The ECB raised its key interest rate to a record high of 4% on Thursday but, with the euro zone economy in the doldrums, signalled that its 10th straight hike was likely to be its last. That prompted traders to ramp up speculation on when it will begin lowering borrowing costs.

ECB President Christine Lagarde said the prospect of a future rate cut had not even been mentioned by policymakers during their deliberations this week.

“We have not decided, discussed or even pronounced cuts,” Lagarde told a press conference on Friday. “We will be data-dependent and as I said, level and length of time will matter significantly.”

Lagarde said rates will be kept high for “long enough” to get inflation back to the ECB’s 2% target and there is no calendar attached to this process as decisions will be made meeting-by-meeting, depending on incoming data.

ECB Vice President Luis de Guindos said market expectations are just bets, which could easily turn out to be wrong, as policymakers will focus on data.

“Markets can also be wrong; they are based on a series of hypotheses that sometimes do not come true, that we will start to lower rates in June ’24,” de Guindos told Spanish radio station Cadena Cope.

“It is a bet, it may be right and it may not be right,” De Guindos added.

Latvia’s central bank governor meanwhile dismissed the notion, popularised by market pundits, that Thursday’s move was a “dovish hike” and said policy could still be tightened again if needed.

“I’m comfortable with the current level of rates and I think we’re on track to reach 2% in the second half of 2025,” Martins Kazaks told Reuters on the sidelines of a meeting of European Union financial policymakers in Santiago de Compostela, Spain.

“But if the data tells us that we need another hike, we’ll do it.”

Restrictive territory

The ECB said on Thursday it considers interest rates “have reached levels that, maintained for a sufficiently long duration” would help bring inflation back to target.

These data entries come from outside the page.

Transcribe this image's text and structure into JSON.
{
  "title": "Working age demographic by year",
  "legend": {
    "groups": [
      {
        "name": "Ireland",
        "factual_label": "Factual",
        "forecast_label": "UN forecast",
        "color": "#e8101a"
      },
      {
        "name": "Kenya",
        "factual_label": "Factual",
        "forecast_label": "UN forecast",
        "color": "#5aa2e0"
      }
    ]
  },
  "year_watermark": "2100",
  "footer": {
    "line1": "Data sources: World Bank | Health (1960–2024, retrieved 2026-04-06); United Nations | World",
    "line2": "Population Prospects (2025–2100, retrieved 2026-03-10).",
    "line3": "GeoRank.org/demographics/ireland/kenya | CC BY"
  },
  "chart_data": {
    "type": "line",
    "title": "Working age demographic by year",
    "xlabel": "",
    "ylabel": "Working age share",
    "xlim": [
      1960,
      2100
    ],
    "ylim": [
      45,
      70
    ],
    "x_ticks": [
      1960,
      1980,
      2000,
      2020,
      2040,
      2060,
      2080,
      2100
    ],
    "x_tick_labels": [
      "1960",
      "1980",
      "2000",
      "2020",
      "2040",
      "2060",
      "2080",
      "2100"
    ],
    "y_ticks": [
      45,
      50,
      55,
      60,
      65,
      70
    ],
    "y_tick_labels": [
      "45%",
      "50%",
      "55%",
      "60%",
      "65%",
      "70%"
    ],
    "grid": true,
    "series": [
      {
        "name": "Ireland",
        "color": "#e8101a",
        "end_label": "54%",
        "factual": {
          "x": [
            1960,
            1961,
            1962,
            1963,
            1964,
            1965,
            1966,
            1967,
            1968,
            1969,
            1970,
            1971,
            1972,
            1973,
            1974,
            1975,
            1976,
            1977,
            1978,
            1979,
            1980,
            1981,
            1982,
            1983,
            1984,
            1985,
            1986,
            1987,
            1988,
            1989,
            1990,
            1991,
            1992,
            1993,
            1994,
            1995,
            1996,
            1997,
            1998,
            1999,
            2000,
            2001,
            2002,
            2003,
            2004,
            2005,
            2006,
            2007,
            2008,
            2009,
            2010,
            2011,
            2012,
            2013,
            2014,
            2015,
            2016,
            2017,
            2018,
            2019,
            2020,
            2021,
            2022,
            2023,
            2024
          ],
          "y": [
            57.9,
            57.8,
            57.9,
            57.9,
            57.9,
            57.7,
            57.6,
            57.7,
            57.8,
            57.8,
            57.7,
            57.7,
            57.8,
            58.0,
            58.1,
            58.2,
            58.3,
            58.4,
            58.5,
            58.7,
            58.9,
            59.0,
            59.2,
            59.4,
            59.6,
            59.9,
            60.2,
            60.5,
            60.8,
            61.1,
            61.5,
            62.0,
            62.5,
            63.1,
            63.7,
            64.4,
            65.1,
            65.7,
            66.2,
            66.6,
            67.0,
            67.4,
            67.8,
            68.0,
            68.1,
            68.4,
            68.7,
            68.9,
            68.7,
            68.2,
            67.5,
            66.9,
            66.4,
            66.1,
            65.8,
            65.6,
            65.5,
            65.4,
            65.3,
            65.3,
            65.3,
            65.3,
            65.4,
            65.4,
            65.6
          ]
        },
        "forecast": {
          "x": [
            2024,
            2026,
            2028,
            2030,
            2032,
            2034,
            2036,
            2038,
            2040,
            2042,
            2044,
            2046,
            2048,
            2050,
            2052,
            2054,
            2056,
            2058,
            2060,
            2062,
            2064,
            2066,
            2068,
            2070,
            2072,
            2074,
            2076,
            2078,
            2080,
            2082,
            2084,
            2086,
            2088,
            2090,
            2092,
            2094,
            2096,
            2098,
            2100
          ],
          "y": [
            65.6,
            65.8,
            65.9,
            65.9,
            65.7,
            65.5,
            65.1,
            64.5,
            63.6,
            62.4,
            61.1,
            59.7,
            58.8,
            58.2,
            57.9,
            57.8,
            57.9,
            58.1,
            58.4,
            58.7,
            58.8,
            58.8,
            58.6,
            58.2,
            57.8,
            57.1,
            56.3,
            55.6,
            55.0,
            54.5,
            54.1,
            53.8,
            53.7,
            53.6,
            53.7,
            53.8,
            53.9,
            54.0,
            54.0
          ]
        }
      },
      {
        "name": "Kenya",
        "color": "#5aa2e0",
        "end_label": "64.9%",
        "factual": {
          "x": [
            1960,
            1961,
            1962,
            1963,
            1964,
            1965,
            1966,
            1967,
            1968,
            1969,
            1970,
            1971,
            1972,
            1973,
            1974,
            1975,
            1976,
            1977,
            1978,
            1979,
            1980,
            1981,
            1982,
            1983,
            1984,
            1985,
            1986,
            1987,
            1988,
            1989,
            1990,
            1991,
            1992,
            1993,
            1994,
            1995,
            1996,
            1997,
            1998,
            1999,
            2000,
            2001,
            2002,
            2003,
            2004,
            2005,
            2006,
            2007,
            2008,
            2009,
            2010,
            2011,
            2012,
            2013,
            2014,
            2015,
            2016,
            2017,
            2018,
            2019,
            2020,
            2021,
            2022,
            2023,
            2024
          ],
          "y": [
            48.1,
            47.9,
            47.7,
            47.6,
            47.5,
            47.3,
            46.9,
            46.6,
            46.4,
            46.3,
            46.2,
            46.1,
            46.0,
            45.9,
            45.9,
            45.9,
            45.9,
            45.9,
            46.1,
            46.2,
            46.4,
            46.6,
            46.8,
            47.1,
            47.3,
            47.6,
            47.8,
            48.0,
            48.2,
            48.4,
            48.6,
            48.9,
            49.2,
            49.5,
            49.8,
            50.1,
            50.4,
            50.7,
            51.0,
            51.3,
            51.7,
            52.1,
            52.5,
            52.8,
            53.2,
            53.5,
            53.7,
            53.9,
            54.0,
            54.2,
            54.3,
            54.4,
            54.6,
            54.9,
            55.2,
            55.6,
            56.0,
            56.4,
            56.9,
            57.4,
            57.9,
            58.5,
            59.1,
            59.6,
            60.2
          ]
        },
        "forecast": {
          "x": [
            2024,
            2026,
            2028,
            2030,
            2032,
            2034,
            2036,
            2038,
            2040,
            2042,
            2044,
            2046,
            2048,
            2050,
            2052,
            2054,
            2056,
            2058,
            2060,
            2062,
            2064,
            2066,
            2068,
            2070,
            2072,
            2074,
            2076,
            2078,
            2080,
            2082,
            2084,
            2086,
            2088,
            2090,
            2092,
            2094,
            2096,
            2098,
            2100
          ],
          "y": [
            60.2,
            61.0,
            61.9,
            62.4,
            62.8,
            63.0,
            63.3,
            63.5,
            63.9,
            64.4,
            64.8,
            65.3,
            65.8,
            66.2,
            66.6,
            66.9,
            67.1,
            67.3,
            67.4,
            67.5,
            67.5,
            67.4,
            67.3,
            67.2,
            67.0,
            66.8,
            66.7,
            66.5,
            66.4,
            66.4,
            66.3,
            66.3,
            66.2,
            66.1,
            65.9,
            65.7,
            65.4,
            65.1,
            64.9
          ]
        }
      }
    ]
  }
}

Lithuanian policymaker Gediminas Simkus said he hoped the ECB was done raising rates.

“I want to hope this is the last dose of medicine – the (last) raise of 25 basis points.”

German finance minister Christian Lindner said the ECB’s decision to raise rates was “understandable” and that it was his government’s job to support the central bank by pursuing a “a moderately restrictive fiscal policy”.

Money markets are now pricing in a slight chance of a rate cut by the ECB as early as April and fully expect a 25-basis-point reduction by July.

“Markets have to take a position but (an April rate cut) is inconsistent with our macro scenario,” Kazaks said. “We’ve clearly said we’ll stay in restrictive territory for as long as necessary to get inflation to 2%.”

Before rates can be cut, the ECB will have to make a decision on hoovering up some of the cash it pumped into the banking system over a decade in which inflation was too low, through a number of bond-buying programmes.

“There is excess liquidity that has to be removed and we’ll have to discuss it,” Kazaks added said. “It has to happen before rates are cut.”